東京都国立市で団地の9階ベランダから妻を転落させ殺害したとして、2021年に殺人容疑で逮捕され、その後処分保留で釈放された会社員高張潤容疑者(49)について、東京地検立川支部は17日、殺人罪で起訴した。 関係者への取材で分かった。 立川支部はこれまで任意で捜査を続けていたが、この日、同容疑者の身柄を拘束した。殺人容疑で逮捕後に釈放された容疑者の起訴は異例という。 事件は20年11月29日夜~30日朝に発生。国立市泉の都営団地で、妻の麻夏さん=当時(41)=が9階のベランダから転落死した。 警視庁捜査1課は、麻夏さんに自殺の動機が見当たらず、ベランダの手すりから指紋や繊維痕が検出されていないことなどから、同容疑者が首を絞め気を失わせて投げ落としたとみて、21年2月に殺人容疑で逮捕した。 しかし、同容疑者は容疑を否認。
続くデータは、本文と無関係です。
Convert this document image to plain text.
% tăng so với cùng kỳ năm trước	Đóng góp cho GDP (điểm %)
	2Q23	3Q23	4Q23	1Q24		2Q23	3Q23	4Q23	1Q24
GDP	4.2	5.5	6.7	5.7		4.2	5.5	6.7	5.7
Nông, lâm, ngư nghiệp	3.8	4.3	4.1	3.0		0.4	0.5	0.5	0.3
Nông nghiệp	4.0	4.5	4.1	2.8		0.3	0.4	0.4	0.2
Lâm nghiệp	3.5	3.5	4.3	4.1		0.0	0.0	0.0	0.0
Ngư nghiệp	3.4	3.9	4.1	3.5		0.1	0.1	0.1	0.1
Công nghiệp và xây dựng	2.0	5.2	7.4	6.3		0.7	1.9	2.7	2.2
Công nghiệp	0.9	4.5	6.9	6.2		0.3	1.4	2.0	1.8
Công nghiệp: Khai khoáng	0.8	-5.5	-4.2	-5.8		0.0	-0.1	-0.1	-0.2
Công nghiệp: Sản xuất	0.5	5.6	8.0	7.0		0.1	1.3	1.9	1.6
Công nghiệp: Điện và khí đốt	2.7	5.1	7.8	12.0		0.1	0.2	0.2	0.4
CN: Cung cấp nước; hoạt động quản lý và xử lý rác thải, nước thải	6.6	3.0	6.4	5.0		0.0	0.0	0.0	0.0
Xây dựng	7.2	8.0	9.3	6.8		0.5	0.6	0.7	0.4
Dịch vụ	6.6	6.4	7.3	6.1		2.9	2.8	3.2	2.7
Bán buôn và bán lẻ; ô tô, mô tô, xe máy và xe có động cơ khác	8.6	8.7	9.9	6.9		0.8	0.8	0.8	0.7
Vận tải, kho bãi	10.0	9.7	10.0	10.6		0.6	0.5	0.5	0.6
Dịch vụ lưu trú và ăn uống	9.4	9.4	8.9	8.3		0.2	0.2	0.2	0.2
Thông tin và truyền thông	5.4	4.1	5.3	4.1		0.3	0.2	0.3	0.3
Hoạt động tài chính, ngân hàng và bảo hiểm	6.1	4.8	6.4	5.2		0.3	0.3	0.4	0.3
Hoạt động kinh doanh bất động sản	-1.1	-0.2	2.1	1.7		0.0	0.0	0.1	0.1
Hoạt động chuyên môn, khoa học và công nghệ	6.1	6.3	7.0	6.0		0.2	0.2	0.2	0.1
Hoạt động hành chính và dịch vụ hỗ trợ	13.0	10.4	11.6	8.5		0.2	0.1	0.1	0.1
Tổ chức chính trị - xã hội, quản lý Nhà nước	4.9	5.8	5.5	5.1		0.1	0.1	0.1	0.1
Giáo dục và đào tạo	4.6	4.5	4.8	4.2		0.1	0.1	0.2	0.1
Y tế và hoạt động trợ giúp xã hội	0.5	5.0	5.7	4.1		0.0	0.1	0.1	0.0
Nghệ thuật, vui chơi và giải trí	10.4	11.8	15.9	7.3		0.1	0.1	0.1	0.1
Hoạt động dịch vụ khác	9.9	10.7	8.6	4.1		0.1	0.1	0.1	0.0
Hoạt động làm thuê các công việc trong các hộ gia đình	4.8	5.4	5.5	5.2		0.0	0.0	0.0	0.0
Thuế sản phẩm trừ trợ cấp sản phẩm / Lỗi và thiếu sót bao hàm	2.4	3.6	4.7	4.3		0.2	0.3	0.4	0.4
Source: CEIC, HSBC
逮捕前の任意聴取では「ベランダでたばこを吸っていたら妻が転落しているのを見つけた」「育児ノイローゼで自殺したのだろう」などと話していた。翌3月に処分保留で釈放された。 関係者によると、当時の解剖結果や落下場所の検証結果を精査。実験を繰り返すなど捜査を続け、同容疑者の関与を裏付けたとみられる。 麻夏さんは当時、幼い子どもを児童劇団に所属させるなど前向きに育児に取り組んでいた。事件直前には、親族に翌月の餅つき大会に参加すると連絡していた。 麻夏さんの母親は高張容疑者の逮捕を受けて取材に応じた際、事件直前に麻夏さんから「潤が何かすると言っている。怖い」と連絡があったとして、「自殺はあり得ない」と訴えていた。2人は普段からけんかが絶えず、離婚話も持ち上がっていたという。